Il n’y eut nulle objection, mais seulement une addition, fort raisonnable, proposée par la Gironde. Buzot demanda, obtint, que, dans chaque pays envahi, les nobles, les membres des corporations privilégiées, ne pourraient être élus aux administrations nouvelles, exclusion momentanée du reste, et bornée à la première élection.

... Rewbell et autres Montagnards l’appuyèrent, montrant que, si la Belgique allait mal, c’était justement parce qu’aux premières élections, on avait nommé les nobles et les prêtres, les aristocrates. On avait constitué les loups gardiens des moutons.

Un autre Girondin, Fonfrède, voulait même, (chose remarquable chez un député de Bordeaux) qu’on exclût aussi "les banquiers, les hommes d’argent, tous ennemis de la liberté".

Qu’en pensait la grande assemblée, le peuple ? Il tressaillit tout entier, embrassant d’un coeur immense la suprême nécessité qui lui arrivait d’en haut. Le manifeste nouveau était celui de la croisade pour la délivrance du globe ; il annonçait aux tyrans que la France partait de chez elle pour sauver toute la terre... Quand finirait une telle guerre ? Comment s’arrêterait-elle ? on ne pouvait le deviner.

Mais, si la France tressaillit, croyez bien que le vieux monde tressaillit aussi. Il avait prévu notre audace, mais pas jusque-là. Il aperçut avec terreur qu’elle nous créait d’un mot l’alliance universelle des tribus sans nom, sans nombre, infinies comme la poussière et foulées comme la poussière...

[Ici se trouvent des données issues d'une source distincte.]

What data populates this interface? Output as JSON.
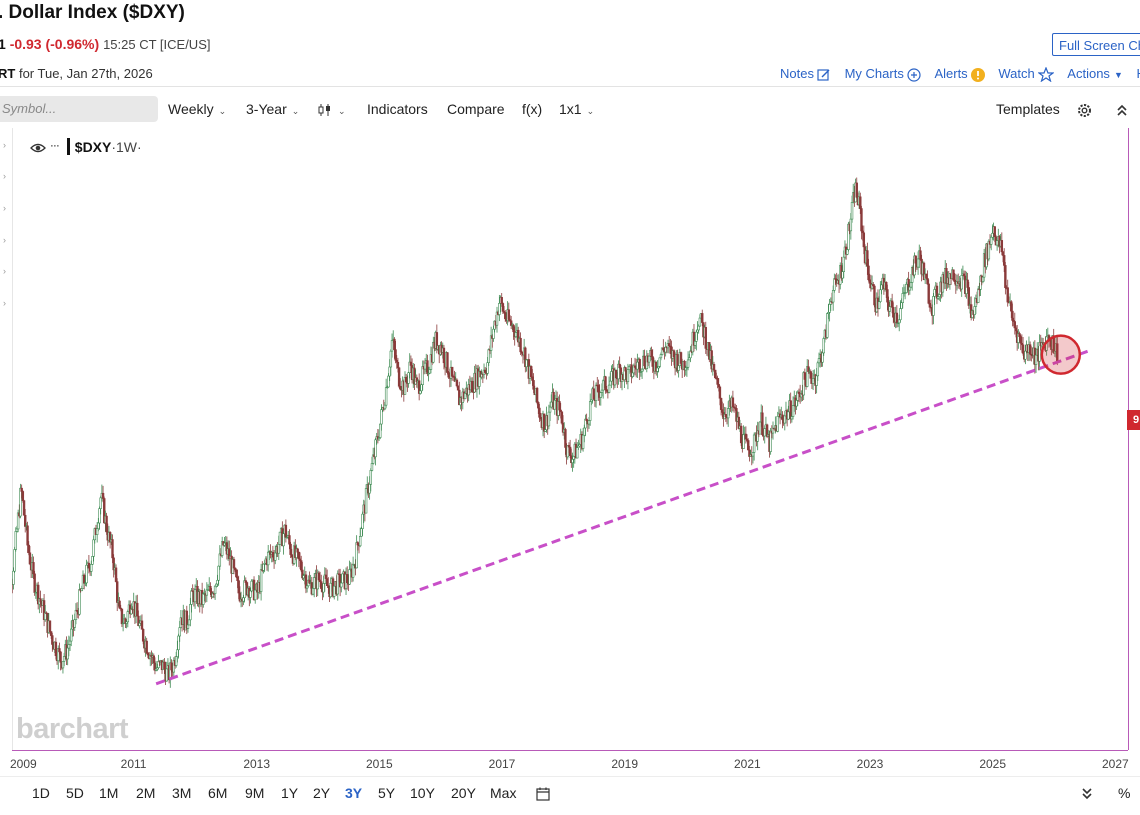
{
  "header": {
    "title": ". Dollar Index ($DXY)",
    "last_price": "1",
    "change": "-0.93 (-0.96%)",
    "time": "15:25 CT [ICE/US]",
    "full_screen_label": "Full Screen Ch",
    "chart_for_prefix": "RT",
    "chart_for_text": "for Tue, Jan 27th, 2026",
    "links": {
      "notes": "Notes",
      "my_charts": "My Charts",
      "alerts": "Alerts",
      "watch": "Watch",
      "actions": "Actions",
      "help": "He"
    }
  },
  "toolbar": {
    "symbol_placeholder": "Symbol...",
    "period": "Weekly",
    "range": "3-Year",
    "indicators": "Indicators",
    "compare": "Compare",
    "fx": "f(x)",
    "layout": "1x1",
    "templates": "Templates"
  },
  "legend": {
    "symbol": "$DXY",
    "interval": "·1W·"
  },
  "price_label": "9",
  "watermark": "barchart",
  "ranges": [
    "1D",
    "5D",
    "1M",
    "2M",
    "3M",
    "6M",
    "9M",
    "1Y",
    "2Y",
    "3Y",
    "5Y",
    "10Y",
    "20Y",
    "Max"
  ],
  "active_range": "3Y",
  "percent_label": "%",
  "colors": {
    "accent": "#2b63c6",
    "down": "#d0282f",
    "trendline": "#c84fc8",
    "candle_up": "#3d8a52",
    "candle_down": "#8a3a3a",
    "circle": "#d0282f"
  },
  "chart_data": {
    "type": "candlestick",
    "symbol": "$DXY",
    "interval": "1W",
    "x_ticks": [
      "2009",
      "2011",
      "2013",
      "2015",
      "2017",
      "2019",
      "2021",
      "2023",
      "2025",
      "2027"
    ],
    "xlim": [
      2009.0,
      2027.0
    ],
    "ylim": [
      70,
      116
    ],
    "y_scale": "log",
    "series_close": [
      [
        2008.85,
        86
      ],
      [
        2008.9,
        83
      ],
      [
        2009.0,
        80.5
      ],
      [
        2009.15,
        87
      ],
      [
        2009.25,
        83
      ],
      [
        2009.35,
        80.5
      ],
      [
        2009.5,
        78.5
      ],
      [
        2009.65,
        76.5
      ],
      [
        2009.8,
        75
      ],
      [
        2009.9,
        75.7
      ],
      [
        2010.0,
        77.2
      ],
      [
        2010.15,
        80
      ],
      [
        2010.3,
        82
      ],
      [
        2010.45,
        86.5
      ],
      [
        2010.55,
        84
      ],
      [
        2010.65,
        82
      ],
      [
        2010.75,
        78
      ],
      [
        2010.85,
        77.5
      ],
      [
        2010.95,
        79.2
      ],
      [
        2011.1,
        77
      ],
      [
        2011.25,
        75.5
      ],
      [
        2011.35,
        74.5
      ],
      [
        2011.45,
        74.7
      ],
      [
        2011.55,
        74
      ],
      [
        2011.65,
        75
      ],
      [
        2011.75,
        78
      ],
      [
        2011.85,
        77.5
      ],
      [
        2011.95,
        79.5
      ],
      [
        2012.1,
        79
      ],
      [
        2012.3,
        80
      ],
      [
        2012.45,
        83
      ],
      [
        2012.55,
        82
      ],
      [
        2012.7,
        79.5
      ],
      [
        2012.85,
        80
      ],
      [
        2013.0,
        79.5
      ],
      [
        2013.15,
        82
      ],
      [
        2013.3,
        82.5
      ],
      [
        2013.45,
        84
      ],
      [
        2013.55,
        82.5
      ],
      [
        2013.7,
        81.5
      ],
      [
        2013.85,
        80
      ],
      [
        2014.0,
        80.5
      ],
      [
        2014.2,
        79.8
      ],
      [
        2014.35,
        80.3
      ],
      [
        2014.5,
        80.5
      ],
      [
        2014.6,
        82
      ],
      [
        2014.7,
        84.5
      ],
      [
        2014.8,
        87
      ],
      [
        2014.9,
        89.5
      ],
      [
        2015.0,
        92
      ],
      [
        2015.1,
        95
      ],
      [
        2015.2,
        99
      ],
      [
        2015.3,
        96
      ],
      [
        2015.4,
        95
      ],
      [
        2015.5,
        97
      ],
      [
        2015.6,
        95
      ],
      [
        2015.7,
        96
      ],
      [
        2015.8,
        97
      ],
      [
        2015.9,
        99
      ],
      [
        2016.0,
        98.5
      ],
      [
        2016.15,
        96
      ],
      [
        2016.3,
        94
      ],
      [
        2016.45,
        95
      ],
      [
        2016.6,
        96
      ],
      [
        2016.75,
        97
      ],
      [
        2016.85,
        100
      ],
      [
        2016.95,
        102.5
      ],
      [
        2017.05,
        101
      ],
      [
        2017.2,
        100
      ],
      [
        2017.35,
        98
      ],
      [
        2017.5,
        95
      ],
      [
        2017.6,
        93
      ],
      [
        2017.7,
        92
      ],
      [
        2017.8,
        94
      ],
      [
        2017.95,
        93
      ],
      [
        2018.05,
        90
      ],
      [
        2018.15,
        89.5
      ],
      [
        2018.3,
        91
      ],
      [
        2018.45,
        94
      ],
      [
        2018.6,
        95
      ],
      [
        2018.75,
        95.5
      ],
      [
        2018.9,
        96.5
      ],
      [
        2019.05,
        96
      ],
      [
        2019.2,
        97
      ],
      [
        2019.35,
        97.5
      ],
      [
        2019.5,
        97
      ],
      [
        2019.65,
        98.5
      ],
      [
        2019.8,
        97.5
      ],
      [
        2019.95,
        97
      ],
      [
        2020.05,
        98
      ],
      [
        2020.2,
        101
      ],
      [
        2020.3,
        99.5
      ],
      [
        2020.4,
        97
      ],
      [
        2020.5,
        95
      ],
      [
        2020.6,
        93
      ],
      [
        2020.75,
        93.5
      ],
      [
        2020.9,
        91
      ],
      [
        2021.0,
        90
      ],
      [
        2021.1,
        90.5
      ],
      [
        2021.2,
        92.5
      ],
      [
        2021.35,
        90.5
      ],
      [
        2021.5,
        92.5
      ],
      [
        2021.65,
        93
      ],
      [
        2021.8,
        94
      ],
      [
        2021.95,
        96
      ],
      [
        2022.1,
        96
      ],
      [
        2022.25,
        99
      ],
      [
        2022.35,
        103
      ],
      [
        2022.45,
        104
      ],
      [
        2022.55,
        106
      ],
      [
        2022.65,
        109
      ],
      [
        2022.75,
        113
      ],
      [
        2022.82,
        111
      ],
      [
        2022.9,
        107
      ],
      [
        2023.0,
        104
      ],
      [
        2023.1,
        102
      ],
      [
        2023.2,
        104
      ],
      [
        2023.3,
        102
      ],
      [
        2023.45,
        101
      ],
      [
        2023.55,
        103
      ],
      [
        2023.7,
        105.5
      ],
      [
        2023.8,
        106.5
      ],
      [
        2023.9,
        104
      ],
      [
        2024.0,
        102
      ],
      [
        2024.1,
        103.5
      ],
      [
        2024.2,
        104.5
      ],
      [
        2024.35,
        105
      ],
      [
        2024.45,
        104.5
      ],
      [
        2024.55,
        104
      ],
      [
        2024.65,
        101
      ],
      [
        2024.75,
        103
      ],
      [
        2024.85,
        106
      ],
      [
        2024.95,
        108
      ],
      [
        2025.0,
        109.5
      ],
      [
        2025.05,
        108
      ],
      [
        2025.15,
        107
      ],
      [
        2025.2,
        104
      ],
      [
        2025.3,
        101
      ],
      [
        2025.4,
        99.5
      ],
      [
        2025.5,
        98
      ],
      [
        2025.6,
        98.5
      ],
      [
        2025.7,
        97.5
      ],
      [
        2025.8,
        98.5
      ],
      [
        2025.9,
        99.5
      ],
      [
        2026.0,
        98.5
      ],
      [
        2026.05,
        97.8
      ]
    ],
    "trendline": {
      "start": [
        2011.35,
        73.5
      ],
      "end": [
        2026.6,
        98.2
      ],
      "style": "dashed"
    },
    "highlight_circle_at": [
      2026.1,
      97.8
    ]
  }
}
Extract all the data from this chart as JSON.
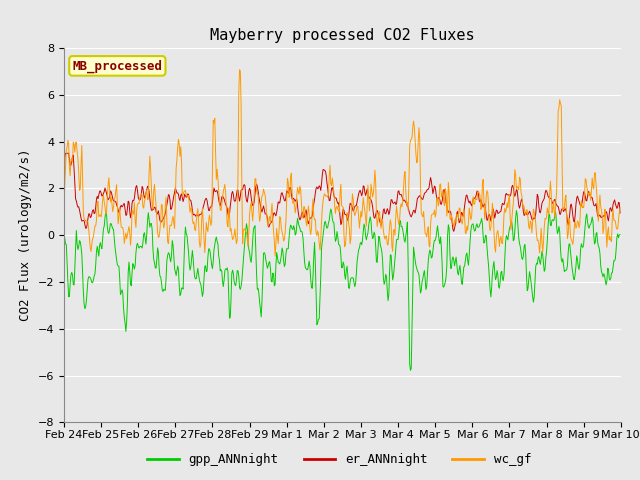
{
  "title": "Mayberry processed CO2 Fluxes",
  "ylabel": "CO2 Flux (urology/m2/s)",
  "ylim": [
    -8,
    8
  ],
  "yticks": [
    -8,
    -6,
    -4,
    -2,
    0,
    2,
    4,
    6,
    8
  ],
  "legend_label": "MB_processed",
  "legend_facecolor": "#ffffcc",
  "legend_edgecolor": "#cccc00",
  "legend_textcolor": "#8b0000",
  "line_green": "gpp_ANNnight",
  "line_red": "er_ANNnight",
  "line_orange": "wc_gf",
  "green_color": "#00cc00",
  "red_color": "#cc0000",
  "orange_color": "#ff9900",
  "fig_facecolor": "#e8e8e8",
  "axes_facecolor": "#e8e8e8",
  "grid_color": "#ffffff",
  "seed": 12,
  "n_points": 720,
  "linewidth": 0.7,
  "title_fontsize": 11,
  "label_fontsize": 9,
  "tick_fontsize": 8,
  "legend_fontsize": 9
}
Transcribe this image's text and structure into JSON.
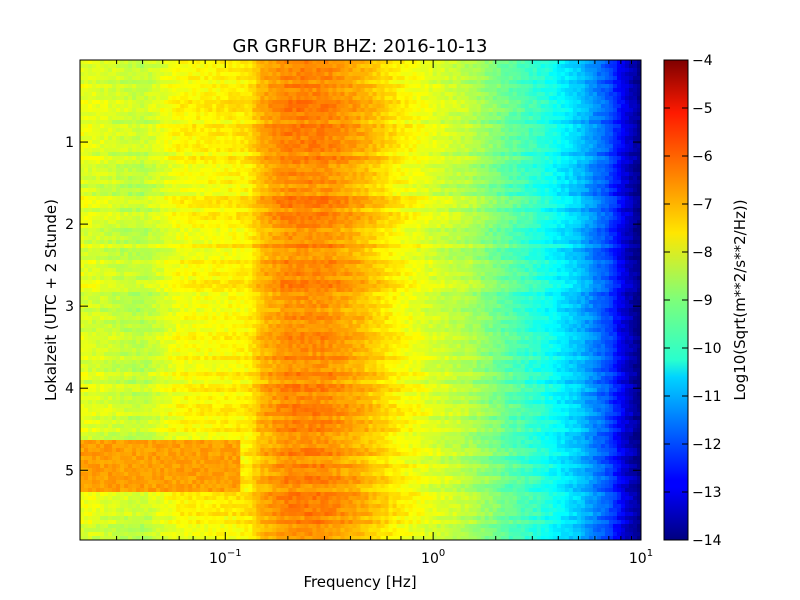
{
  "chart_data": {
    "type": "heatmap",
    "title": "GR GRFUR BHZ: 2016-10-13",
    "xlabel": "Frequency [Hz]",
    "ylabel": "Lokalzeit (UTC + 2 Stunde)",
    "x_scale": "log",
    "xlim": [
      0.02,
      10
    ],
    "y_inverted": true,
    "ylim": [
      0,
      5.85
    ],
    "x_ticks": [
      {
        "value": 0.1,
        "base": "10",
        "exp": "−1"
      },
      {
        "value": 1,
        "base": "10",
        "exp": "0"
      },
      {
        "value": 10,
        "base": "10",
        "exp": "1"
      }
    ],
    "y_ticks": [
      {
        "value": 1,
        "label": "1"
      },
      {
        "value": 2,
        "label": "2"
      },
      {
        "value": 3,
        "label": "3"
      },
      {
        "value": 4,
        "label": "4"
      },
      {
        "value": 5,
        "label": "5"
      }
    ],
    "grid": false,
    "colormap": "jet",
    "colorbar": {
      "label": "Log10(Sqrt(m**2/s**2/Hz))",
      "range": [
        -14,
        -4
      ],
      "ticks": [
        {
          "value": -4,
          "label": "−4"
        },
        {
          "value": -5,
          "label": "−5"
        },
        {
          "value": -6,
          "label": "−6"
        },
        {
          "value": -7,
          "label": "−7"
        },
        {
          "value": -8,
          "label": "−8"
        },
        {
          "value": -9,
          "label": "−9"
        },
        {
          "value": -10,
          "label": "−10"
        },
        {
          "value": -11,
          "label": "−11"
        },
        {
          "value": -12,
          "label": "−12"
        },
        {
          "value": -13,
          "label": "−13"
        },
        {
          "value": -14,
          "label": "−14"
        }
      ]
    },
    "frequency_profile": [
      {
        "f": 0.02,
        "v": -8.0
      },
      {
        "f": 0.04,
        "v": -8.4
      },
      {
        "f": 0.06,
        "v": -7.8
      },
      {
        "f": 0.1,
        "v": -7.7
      },
      {
        "f": 0.13,
        "v": -7.6
      },
      {
        "f": 0.15,
        "v": -7.0
      },
      {
        "f": 0.2,
        "v": -6.6
      },
      {
        "f": 0.3,
        "v": -6.6
      },
      {
        "f": 0.45,
        "v": -7.0
      },
      {
        "f": 0.7,
        "v": -7.7
      },
      {
        "f": 1.0,
        "v": -8.1
      },
      {
        "f": 1.5,
        "v": -8.5
      },
      {
        "f": 2.2,
        "v": -9.2
      },
      {
        "f": 3.5,
        "v": -10.0
      },
      {
        "f": 5.0,
        "v": -10.8
      },
      {
        "f": 7.0,
        "v": -12.0
      },
      {
        "f": 8.5,
        "v": -13.2
      },
      {
        "f": 10.0,
        "v": -14.0
      }
    ],
    "event": {
      "time_start": 4.65,
      "time_end": 5.25,
      "f_max": 0.12,
      "value": -6.8
    }
  }
}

L’Angleterre jeta là l’hypocrisie, qui ne servait plus à rien. Elle arma...

Dumouriez et ses alliés, les banquiers, les prêtres, tombaient tous à la renverse. L’ambitieux général avait reçu coup sur coup des décrets, non des poignards. Avant d’être César, il avait trouvé Brutus.

Avant le décret du 15, il en reçut un du 13, qui défendait aux généraux de passer aucun marché, qui créait près d’eux des commissaires-ordonnateurs, lesquels n’ordonnaient qu’en informant le ministre et le ministre devait rendre compte à la Convention tous les huit jours.

Ainsi, Cambon sut clouer le grand gouvernail de la guerre aux mains de la Convention... Il avait traîné à la barre les hommes de Dumouriez, ces grandes puissances d’argent qui croyaient qu’on achetait tout, au besoin l’impunité. On les éplucha de près. Cambon prétendait qu’un seul, un abbé gascon, avait eu l’industrie de se faire sur les subsistances de l’armée un gain modéré, honnête, de 21000 francs par jour...

Un ordonnateur général fut envoyé pour veiller de près Dumouriez et il fut choisi parmi ces exagérés que Robespierre avait fait attaquer en octobre aux Jacobins. C’était un intime ami des hommes de la Commune et leur futur général, le poète, le militaire Ronsin... Fut-il choisi du consentement de Cambon, je n’en fais nul doute.